To me, the two are inextricably tied. Throughout my childhood, a hot pot (or shabu) dinner represented the times when the family came together. Often it would be just our nuclear family. Other times, it would include aunts, uncles, cousins, and even grandparents.
Whoever was over, hot pot always meant sitting together, chatting, and cooking whatever we chose in the hot, bubbling broth in the center of the table.
I always looked forward to it.
When I married into Bryan’s family, I found out they enjoyed a similar tradition. To this day, whenever we go back to California, we always spend at least one meal having hot pot together as a family.
So it seemed fitting that when Bryan’s parents visited Boston this past spring, we continued the tradition and had yet another hot pot together.
Sure, we also took them to eat all around Boston, everything from an Italian multi-course pasta table dinner and fantastic pizza to dinner at one of our favorite hangouts. However, we did reserve one day for shabu, this time at one of the most well-known shabu places in Boston.
Although Shabu Zen is mainly a shabu restaurant, it also offers sashimi and a variety of Asian appetizers. We tried several different appetizers, like the Gyoza ($5), or potstickers, which were good, though not particularly memorable.

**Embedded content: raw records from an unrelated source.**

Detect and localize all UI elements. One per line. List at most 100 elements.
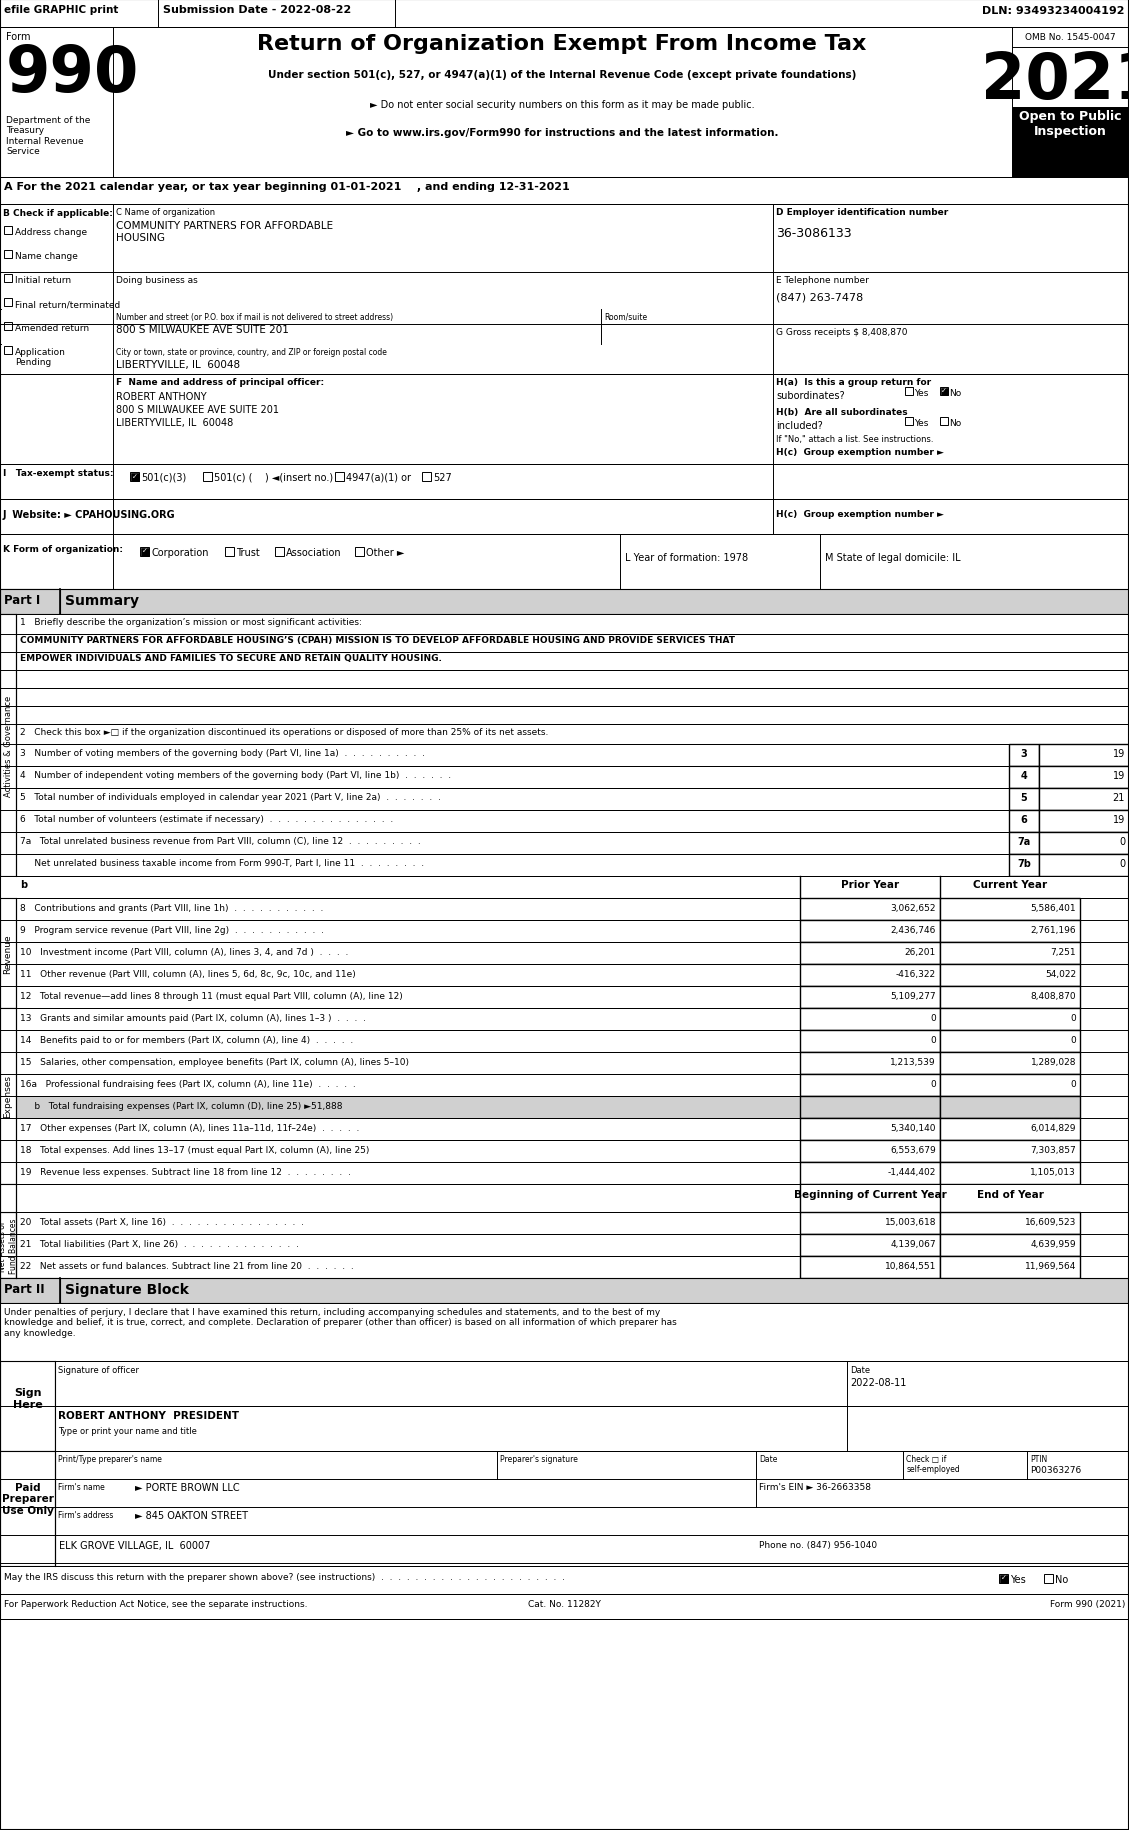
Text: 7b: 7b bbox=[1017, 858, 1031, 869]
Text: 0: 0 bbox=[930, 1014, 936, 1023]
Text: Phone no. (847) 956-1040: Phone no. (847) 956-1040 bbox=[760, 1541, 877, 1550]
Text: C Name of organization: C Name of organization bbox=[116, 209, 216, 218]
Text: 1,105,013: 1,105,013 bbox=[1031, 1168, 1076, 1177]
Bar bbox=[0, 1451, 1129, 1566]
Bar bbox=[0, 1362, 1129, 1451]
Bar bbox=[5, 227, 12, 234]
Bar bbox=[16, 1118, 800, 1140]
Text: COMMUNITY PARTNERS FOR AFFORDABLE HOUSING’S (CPAH) MISSION IS TO DEVELOP AFFORDA: COMMUNITY PARTNERS FOR AFFORDABLE HOUSIN… bbox=[20, 635, 735, 644]
Bar bbox=[16, 942, 800, 964]
Text: L Year of formation: 1978: L Year of formation: 1978 bbox=[625, 553, 749, 562]
Text: 0: 0 bbox=[930, 1080, 936, 1089]
Bar bbox=[0, 589, 1129, 615]
Text: -416,322: -416,322 bbox=[896, 970, 936, 979]
Text: Initial return: Initial return bbox=[15, 276, 71, 285]
Text: 5   Total number of individuals employed in calendar year 2021 (Part V, line 2a): 5 Total number of individuals employed i… bbox=[20, 792, 441, 802]
Text: 7a: 7a bbox=[1017, 836, 1031, 847]
Text: 6   Total number of volunteers (estimate if necessary)  .  .  .  .  .  .  .  .  : 6 Total number of volunteers (estimate i… bbox=[20, 814, 393, 824]
Bar bbox=[140, 549, 149, 556]
Text: Department of the
Treasury
Internal Revenue
Service: Department of the Treasury Internal Reve… bbox=[6, 115, 90, 156]
Text: Open to Public
Inspection: Open to Public Inspection bbox=[1018, 110, 1121, 137]
Bar bbox=[335, 472, 344, 481]
Text: included?: included? bbox=[776, 421, 823, 430]
Bar bbox=[940, 1118, 1080, 1140]
Bar bbox=[16, 1096, 800, 1118]
Bar bbox=[130, 472, 139, 481]
Bar bbox=[0, 1566, 1129, 1594]
Text: 7,303,857: 7,303,857 bbox=[1031, 1146, 1076, 1155]
Bar bbox=[0, 465, 1129, 500]
Bar bbox=[16, 1074, 800, 1096]
Bar bbox=[0, 500, 1129, 534]
Bar bbox=[1009, 855, 1039, 877]
Bar bbox=[16, 615, 1129, 635]
Text: Activities & Governance: Activities & Governance bbox=[3, 695, 12, 796]
Text: 8,408,870: 8,408,870 bbox=[1031, 992, 1076, 1001]
Text: 2021: 2021 bbox=[981, 49, 1129, 112]
Text: b: b bbox=[20, 880, 27, 889]
Text: 0: 0 bbox=[1070, 1036, 1076, 1045]
Bar bbox=[1012, 108, 1129, 178]
Text: 15   Salaries, other compensation, employee benefits (Part IX, column (A), lines: 15 Salaries, other compensation, employe… bbox=[20, 1058, 409, 1067]
Bar bbox=[940, 1096, 1080, 1118]
Text: Date: Date bbox=[850, 1365, 869, 1374]
Text: 0: 0 bbox=[1119, 836, 1124, 847]
Text: 5,586,401: 5,586,401 bbox=[1031, 904, 1076, 913]
Bar bbox=[16, 1008, 800, 1030]
Bar bbox=[800, 964, 940, 986]
Bar bbox=[0, 0, 1129, 27]
Bar bbox=[1009, 767, 1039, 789]
Bar bbox=[940, 1030, 1080, 1052]
Text: H(c)  Group exemption number ►: H(c) Group exemption number ► bbox=[776, 511, 944, 518]
Text: 19: 19 bbox=[1113, 770, 1124, 781]
Text: 12   Total revenue—add lines 8 through 11 (must equal Part VIII, column (A), lin: 12 Total revenue—add lines 8 through 11 … bbox=[20, 992, 403, 1001]
Text: May the IRS discuss this return with the preparer shown above? (see instructions: May the IRS discuss this return with the… bbox=[5, 1572, 564, 1581]
Bar bbox=[800, 1257, 940, 1279]
Bar bbox=[0, 1279, 1129, 1303]
Text: 3: 3 bbox=[1021, 748, 1027, 759]
Bar bbox=[0, 877, 1129, 899]
Text: 4,139,067: 4,139,067 bbox=[891, 1239, 936, 1248]
Text: ► Go to www.irs.gov/Form990 for instructions and the latest information.: ► Go to www.irs.gov/Form990 for instruct… bbox=[345, 128, 778, 137]
Bar bbox=[800, 986, 940, 1008]
Text: If "No," attach a list. See instructions.: If "No," attach a list. See instructions… bbox=[776, 436, 934, 443]
Text: 990: 990 bbox=[6, 42, 139, 104]
Text: 5,340,140: 5,340,140 bbox=[891, 1124, 936, 1133]
Text: EMPOWER INDIVIDUALS AND FAMILIES TO SECURE AND RETAIN QUALITY HOUSING.: EMPOWER INDIVIDUALS AND FAMILIES TO SECU… bbox=[20, 653, 441, 662]
Bar bbox=[800, 1162, 940, 1184]
Bar bbox=[5, 322, 12, 331]
Bar bbox=[940, 388, 947, 395]
Text: 501(c)(3): 501(c)(3) bbox=[141, 472, 186, 483]
Text: Final return/terminated: Final return/terminated bbox=[15, 300, 121, 309]
Bar bbox=[16, 899, 800, 920]
Bar bbox=[0, 375, 1129, 465]
Text: Print/Type preparer's name: Print/Type preparer's name bbox=[58, 1455, 161, 1464]
Bar bbox=[16, 635, 1129, 653]
Bar bbox=[0, 534, 1129, 589]
Bar bbox=[0, 899, 16, 1008]
Bar bbox=[940, 1008, 1080, 1030]
Text: efile GRAPHIC print: efile GRAPHIC print bbox=[5, 5, 119, 15]
Text: 21   Total liabilities (Part X, line 26)  .  .  .  .  .  .  .  .  .  .  .  .  . : 21 Total liabilities (Part X, line 26) .… bbox=[20, 1239, 299, 1248]
Text: Form: Form bbox=[6, 31, 30, 42]
Text: Room/suite: Room/suite bbox=[604, 313, 647, 322]
Text: 19   Revenue less expenses. Subtract line 18 from line 12  .  .  .  .  .  .  .  : 19 Revenue less expenses. Subtract line … bbox=[20, 1168, 351, 1177]
Bar bbox=[800, 1074, 940, 1096]
Text: Yes: Yes bbox=[914, 419, 928, 428]
Text: 0: 0 bbox=[1070, 1080, 1076, 1089]
Text: G Gross receipts $ 8,408,870: G Gross receipts $ 8,408,870 bbox=[776, 328, 908, 337]
Text: (847) 263-7478: (847) 263-7478 bbox=[776, 291, 864, 302]
Bar bbox=[1009, 833, 1039, 855]
Text: Address change: Address change bbox=[15, 229, 87, 236]
Text: City or town, state or province, country, and ZIP or foreign postal code: City or town, state or province, country… bbox=[116, 348, 387, 357]
Text: Firm's EIN ► 36-2663358: Firm's EIN ► 36-2663358 bbox=[760, 1482, 872, 1491]
Text: Revenue: Revenue bbox=[3, 933, 12, 974]
Bar bbox=[16, 688, 1129, 706]
Text: b   Total fundraising expenses (Part IX, column (D), line 25) ►51,888: b Total fundraising expenses (Part IX, c… bbox=[20, 1102, 342, 1111]
Text: Trust: Trust bbox=[236, 547, 260, 558]
Text: End of Year: End of Year bbox=[977, 1190, 1043, 1199]
Bar bbox=[16, 706, 1129, 725]
Bar bbox=[905, 417, 913, 426]
Bar bbox=[16, 745, 1009, 767]
Text: 11   Other revenue (Part VIII, column (A), lines 5, 6d, 8c, 9c, 10c, and 11e): 11 Other revenue (Part VIII, column (A),… bbox=[20, 970, 356, 979]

I really enjoyed the Sauteed Beef Tongue ($7), which was soft and tender and cooked in a flavorful, soy-based sauce.
My favorite was probably the Sauteed Baby Clams ($7), which were just cooked in a simple butter and wine sauce, but had tons of flavor.
And finally, we tried the Salmon in Ponzu sauce, a tasty and refreshing starter.
Despite the use of the Japanese name “shabu”, Shabu Zen has all of your traditional Chinese hot pot ingredients. You can enjoy a more Chinese style hot or a more Japanese style shabu meal. The offerings are quite diverse.
For any shabu/hot pot meal, the broth in which you dip (and cook!) all your food is really important. It affects the flavor of everything you eat. The menu includes a good variety of different broth flavors. The restaurant offers pots with a divider, so you can easily try two different broths for your meal. Often we’ll pick one spicy, and one non-spicy.
Three basic broths are complimentary: House Special Pork Broth, Chicken Broth, and Vegetarian Broth.
Most of the special broths cost only an additional $3, like the Chinese Herbal, Chinese Spicy Szechuan style, the Korean Kim Chee, the Thai Tom Yum, the Japanese Miso, or the Tomato Veggie. The Chinese Spicy (Mongolian style) broth is an extra $5.
We went with the Chinese herbal and Chinese Spicy, Szechuan style (I guess we like Chinese broths!).
The menu includes both combos (which are sets that include both meat, vegetables, and noodles), as well as a la carte options. The combos are nice to serve as a base, but they typically don’t include the more interesting hot pot ingredients. As a result, we typically order one or two combos and then add a la carte items to it.
We ordered the combo with the highest quality beef: Finest USDA Prime Ribeye Beef ($20). The menu also offers a USDA Choice Angus rib eye beef ($18).
Each Combo comes with a plate of standard vegetables. including bok choy, napa cabbage, enoki and shiitake mushrooms, corn, carrots, tomato, and tofu.
You also get your choice of noodles, either ramen, vermicelli, or udon.
The Seafood Supreme ($18) comes with scallops, prawn, salmon, cod, squid, clam, mussels, and fish cake.
Sometimes, they even have Wagyu as an option.
The chef feels that Wagyu should be enjoyed with this special sesame paste. The sauce totally reminds me of sesame – based sauce I had the time we had Kobe beef shabu in Japan.
Though the basic vegetables are fine, I always like ordering some of the more exotic and fun items off of the a la carte menu, like the Assorted Mushroom ($4).
Tong hao (Chrysanthamum greens – $2.50) is a bitter yet fragrant green that is a staple in Chinese hot pots. We always get this, partly because we really like it, but also for nostalgic reasons.
Make fresh fish paste dumplings by spooning Fish Paste ($4) into the hot boiling water. Shabu Zen’s version is delicious, and frankly much more flavorful than the pre-made fish balls that they also sell. If given a choice, order this over the fish balls.
We had a really, really fun time at Shabu Zen. I have a soft spot for hot pots, so it’s not a surprise that I really enjoyed the meal. Furthermore, the entire staff was really, really nice to us.
All in all, the food at Shabu Zen is very good. The ingredients are fresh, they offer a lot of quality meat at all different price points, and there’s a good variety of authentic hot pot offerings. I was especially excited about the Wagyu beef, the fresh fish paste dumplings, and the more exotic vegetable offerings.
Now that the weather is starting to cool down, I wouldn’t hesitate to come back here with a group a friends (or family if they come visit!!).